倉庫業

 昨年、一般自動車貨物と第一種自動車利用運送、及び倉庫業の役員変更の届出を一括届出書を使って東京運輸支局に提出しました。
 受理もされたことあって特に問題ないと思っていたのですが、先日そのお客様から連絡がありました。
 「倉庫業だけ届出がされていないということを運輸局から指摘された」というのです。
 慌てて調査し、運輸局の担当にも確認したのですが、担当者からの返事は「問題なく受理されており、届出には疑義なし」というものでした。

 その後、運輸局の倉庫担当の方から連絡がありまして、どうやら倉庫業のデータベースにおけるフォーマットの問題ではないかと言われました。
 どういうことかといいますと、倉庫業のデータベースには役員の記載欄には文字数制限があるとのことです。
 お客様の会社は外資系で、代表取締役が日本人と外国人の2名いらっしゃいます。
 外国人名は長いこともあってデータベースに入らずに、日本人の名前のみを入れてしまった結果、その後の手続きの中で見慣れない役員名があって運輸局の人間が見間違えたのではないかということでした。

 …正直、これは盲点でした。
 対策の取りようはないのですが、控えをきちんと取り、担当者との関係をさらに強くしておくことくらいでしょうか。
 気を付けたいものです。

 営業倉庫を営む場合に一番注意したいのが、対象となる倉庫についての書類です。
 建築確認と完了検査の両方を済ませてその証明書が必要なのですが、古い建物になってしまうと今ほど建築に関する制約が厳しくなかったこともあって、なぜか完了検査を受けていないということが稀にあります。
 こうなってしまうと、営業倉庫を営むことはできません。
 古い建物で倉庫業を考えている方は気をつけましょう。

 一緒にプロジェクトを進めている蔵本先生と倉庫の案件のお話。
 倉庫業の申請において、一番ネックとなるのはどうしても建築基準法と都市計画法です。
 耐震基準も平成元年以前だと厳しくなってくるそうです。

 営業用倉庫は住居地域に作ることができません。
 また、準住居地域でも周囲の騒音問題との照らし合わせなどがあり、簡単には申請が通らない事態が起こります。

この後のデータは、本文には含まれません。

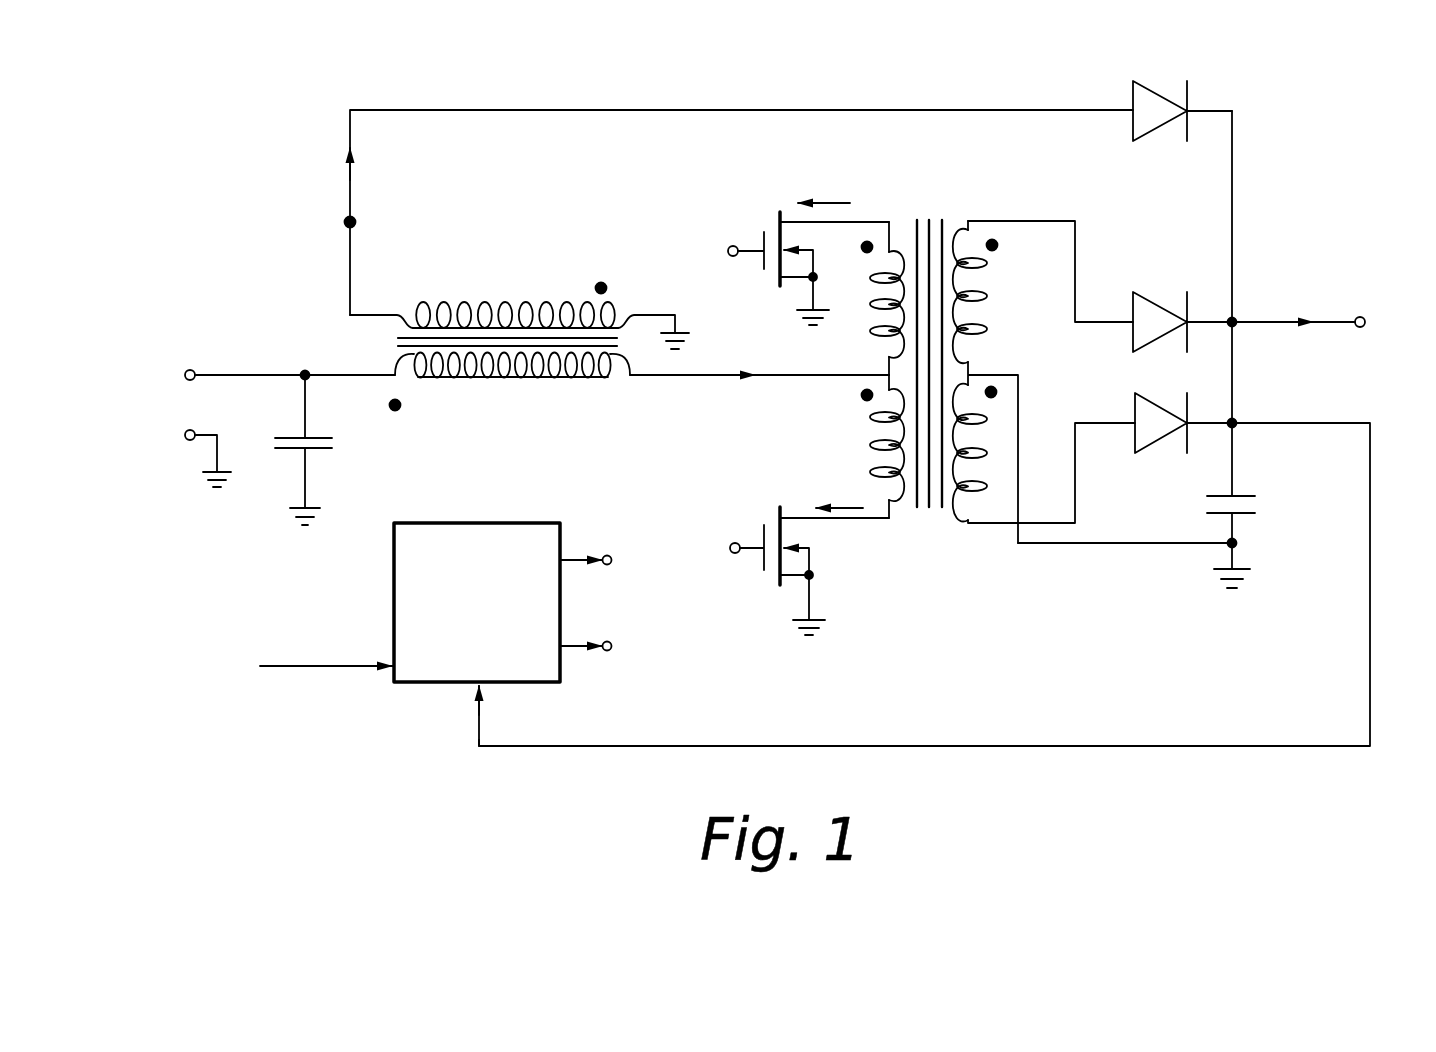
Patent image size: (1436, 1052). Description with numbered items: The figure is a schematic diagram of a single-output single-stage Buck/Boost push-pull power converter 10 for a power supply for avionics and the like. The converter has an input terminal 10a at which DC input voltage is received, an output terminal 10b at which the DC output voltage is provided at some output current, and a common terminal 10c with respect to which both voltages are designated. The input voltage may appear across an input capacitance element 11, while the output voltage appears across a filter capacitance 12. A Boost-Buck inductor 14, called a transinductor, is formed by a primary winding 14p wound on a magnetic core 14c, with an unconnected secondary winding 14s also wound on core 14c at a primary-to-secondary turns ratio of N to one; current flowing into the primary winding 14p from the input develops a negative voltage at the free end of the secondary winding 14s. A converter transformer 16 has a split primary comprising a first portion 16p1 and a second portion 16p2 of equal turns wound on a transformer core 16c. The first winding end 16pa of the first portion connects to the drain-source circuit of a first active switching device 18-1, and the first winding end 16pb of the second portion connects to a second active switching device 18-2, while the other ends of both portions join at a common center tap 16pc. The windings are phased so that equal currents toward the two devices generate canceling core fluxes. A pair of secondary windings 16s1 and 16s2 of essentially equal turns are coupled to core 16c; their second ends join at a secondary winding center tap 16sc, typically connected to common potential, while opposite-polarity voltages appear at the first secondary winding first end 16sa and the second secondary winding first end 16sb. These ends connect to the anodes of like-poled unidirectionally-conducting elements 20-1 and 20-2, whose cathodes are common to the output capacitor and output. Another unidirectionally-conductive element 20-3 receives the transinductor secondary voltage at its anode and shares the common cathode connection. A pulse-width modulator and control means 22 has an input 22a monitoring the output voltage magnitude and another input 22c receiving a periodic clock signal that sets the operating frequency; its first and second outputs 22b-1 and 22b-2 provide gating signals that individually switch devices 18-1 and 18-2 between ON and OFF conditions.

The power converter 10 is at (248, 104).
The input terminal 10a is at (190, 370).
The output terminal 10b is at (1360, 318).
The common terminal 10c is at (192, 430).
The input capacitance element 11 is at (320, 438).
The filter capacitance 12 is at (1246, 492).
The Boost-Buck inductor 14 is at (498, 410).
The magnetic core 14c is at (388, 335).
The secondary winding 14s is at (504, 312).
The primary winding 14p is at (530, 378).
The converter transformer 16 is at (930, 560).
The first winding end 16pa is at (860, 214).
The first winding end 16pb is at (845, 518).
The common center tap 16pc is at (820, 378).
The first portion 16p1 is at (870, 345).
The second portion 16p2 is at (872, 418).
The transformer core 16c is at (945, 222).
The first secondary winding first end 16sa is at (1050, 218).
The second secondary winding first end 16sb is at (995, 525).
The secondary winding center tap 16sc is at (1005, 372).
The first secondary winding 16s1 is at (975, 312).
The second secondary winding 16s2 is at (990, 430).
The first active switching device 18-1 is at (772, 222).
The second active switching device 18-2 is at (754, 583).
The unidirectionally-conducting element 20-1 is at (1152, 292).
The unidirectionally-conducting element 20-2 is at (1155, 452).
The unidirectionally-conductive element 20-3 is at (1155, 80).
The pulse-width modulator and control means 22 is at (503, 523).
The input 22a is at (482, 725).
The first output 22b-1 is at (575, 560).
The second output 22b-2 is at (575, 648).
The input 22c is at (340, 668).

 で、今回起きたのは「倉庫の検査完了済証」がないので申請できないというものでした。
 建築後、その建物が建築基準法に適合しているかどうかを検査して合格したものに出される書面です。
 営業倉庫は建築基準法に適合していることが絶対条件ですので、土木事務所で確認して検査合格の履歴がなければ申請はできません。

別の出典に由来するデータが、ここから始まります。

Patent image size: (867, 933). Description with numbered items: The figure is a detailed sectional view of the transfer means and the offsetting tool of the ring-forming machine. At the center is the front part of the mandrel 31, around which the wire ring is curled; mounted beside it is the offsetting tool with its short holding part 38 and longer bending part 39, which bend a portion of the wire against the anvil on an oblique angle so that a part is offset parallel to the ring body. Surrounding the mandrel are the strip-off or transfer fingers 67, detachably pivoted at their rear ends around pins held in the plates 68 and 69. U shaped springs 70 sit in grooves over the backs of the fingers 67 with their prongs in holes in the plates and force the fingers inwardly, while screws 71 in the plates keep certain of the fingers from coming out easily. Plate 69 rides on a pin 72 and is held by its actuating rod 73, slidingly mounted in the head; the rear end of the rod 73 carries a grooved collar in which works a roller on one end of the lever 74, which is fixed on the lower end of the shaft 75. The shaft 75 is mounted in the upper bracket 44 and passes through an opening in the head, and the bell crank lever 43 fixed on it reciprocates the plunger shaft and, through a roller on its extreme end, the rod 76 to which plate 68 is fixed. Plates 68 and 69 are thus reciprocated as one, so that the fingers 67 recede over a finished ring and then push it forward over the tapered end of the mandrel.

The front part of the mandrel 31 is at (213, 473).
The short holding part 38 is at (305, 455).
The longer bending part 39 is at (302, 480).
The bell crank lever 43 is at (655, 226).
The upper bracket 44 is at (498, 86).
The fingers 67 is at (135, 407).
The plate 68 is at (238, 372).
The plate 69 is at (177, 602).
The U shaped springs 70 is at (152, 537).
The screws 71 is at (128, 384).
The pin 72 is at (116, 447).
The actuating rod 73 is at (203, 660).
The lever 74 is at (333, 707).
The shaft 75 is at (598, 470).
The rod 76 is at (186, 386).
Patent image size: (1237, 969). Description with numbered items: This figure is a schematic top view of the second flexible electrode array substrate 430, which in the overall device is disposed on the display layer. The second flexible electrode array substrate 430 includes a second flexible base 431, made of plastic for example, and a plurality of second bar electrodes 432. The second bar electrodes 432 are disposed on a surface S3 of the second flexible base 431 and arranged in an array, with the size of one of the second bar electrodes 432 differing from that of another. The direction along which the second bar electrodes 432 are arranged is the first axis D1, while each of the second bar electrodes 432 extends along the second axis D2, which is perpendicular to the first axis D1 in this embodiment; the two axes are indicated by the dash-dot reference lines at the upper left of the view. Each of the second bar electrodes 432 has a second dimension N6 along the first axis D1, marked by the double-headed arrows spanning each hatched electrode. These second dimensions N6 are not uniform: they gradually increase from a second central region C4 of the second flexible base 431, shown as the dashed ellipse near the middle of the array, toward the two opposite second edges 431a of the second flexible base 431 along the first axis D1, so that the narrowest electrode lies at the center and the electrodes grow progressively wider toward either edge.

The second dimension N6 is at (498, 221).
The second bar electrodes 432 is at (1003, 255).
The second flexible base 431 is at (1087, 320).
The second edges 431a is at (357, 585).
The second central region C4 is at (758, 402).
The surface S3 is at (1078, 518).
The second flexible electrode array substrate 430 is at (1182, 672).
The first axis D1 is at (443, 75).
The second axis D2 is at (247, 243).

 既存の建物を営業倉庫として使うにはそれなりに高いハードルがあるようです。

 トランクルームというと、よく町中で見かけるコンテナボックスを思い浮かべる方が多いとは思いますが、倉庫業法における「トランクルーム」とは「認定トランクルーム」のことで、コンテナボックスのことではありません。
 倉庫業法における施設基準は普通倉庫とまったく同じで、違いは「消費者(個人)からの寄託貨物のみを取り扱う」点のみです。
 認定を受けると国交省の認定マークをつけることができます。
 厳しい基準をクリアした証ということで、お客様には大きなアピールになります。

 なお、町中にあるコンテナボックスはいわゆるただの「レンタルスペース」です。
 これには特に倉庫業法の制約はありません。

 昨日の話になりますが、お客様との話の際に「TAPA認証」なる言葉を耳にしました。
 まだ日本では浸透してはいませんが、ISOなどのような国際認証制度で、貴重品やハイテク製品の保護と企業資産の保全を目的とした倉庫を対象としたものです。
 高度なセキュリティを持つ倉庫に国際的な「お墨付き」を与えるといったもののようです。

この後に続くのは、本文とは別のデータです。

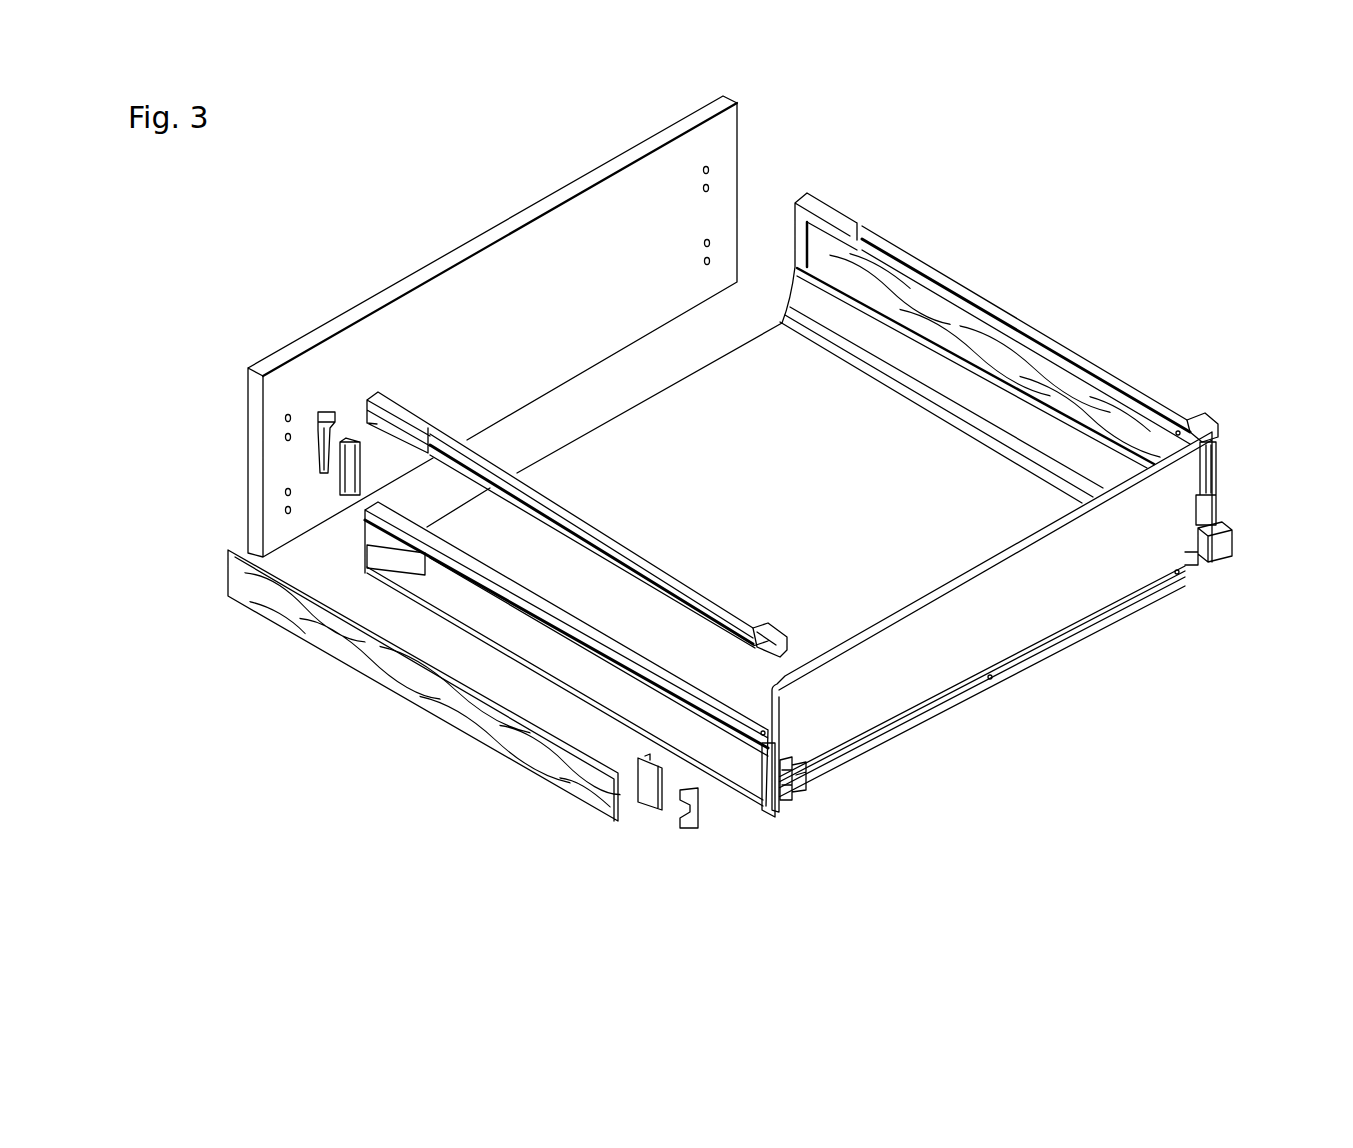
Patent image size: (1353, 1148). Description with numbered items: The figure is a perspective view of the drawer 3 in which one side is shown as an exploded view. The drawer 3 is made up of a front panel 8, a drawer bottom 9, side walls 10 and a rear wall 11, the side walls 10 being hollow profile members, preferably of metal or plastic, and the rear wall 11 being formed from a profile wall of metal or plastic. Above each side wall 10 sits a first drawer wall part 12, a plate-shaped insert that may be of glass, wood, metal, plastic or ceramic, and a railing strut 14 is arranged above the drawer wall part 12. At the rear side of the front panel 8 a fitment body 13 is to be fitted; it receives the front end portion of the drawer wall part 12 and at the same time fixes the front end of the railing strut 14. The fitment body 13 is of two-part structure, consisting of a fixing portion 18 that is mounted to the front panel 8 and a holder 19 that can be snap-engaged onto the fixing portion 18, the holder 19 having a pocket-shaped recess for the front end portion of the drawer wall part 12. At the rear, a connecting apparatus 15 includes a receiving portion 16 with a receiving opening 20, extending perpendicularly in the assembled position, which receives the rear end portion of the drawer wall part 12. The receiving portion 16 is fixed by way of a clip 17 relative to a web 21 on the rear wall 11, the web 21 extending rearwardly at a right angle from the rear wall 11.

 治安のよい日本においては倉庫が簡単に荒らされる危険はありません。
 ですが、その「安全神話」が通用するのは日本国内だけの話です。
 世界を相手にするためには、やはり国際基準の中で認められた認証を受けることが重要になってきます。
 すでに大企業は取得してきており、今後は重要な役割を果たすのではないかとされている認証制度です。

 せっかくなので、もう少し突き詰めて勉強してみようと思います。
 物流のレベルアップを目指して頑張ります。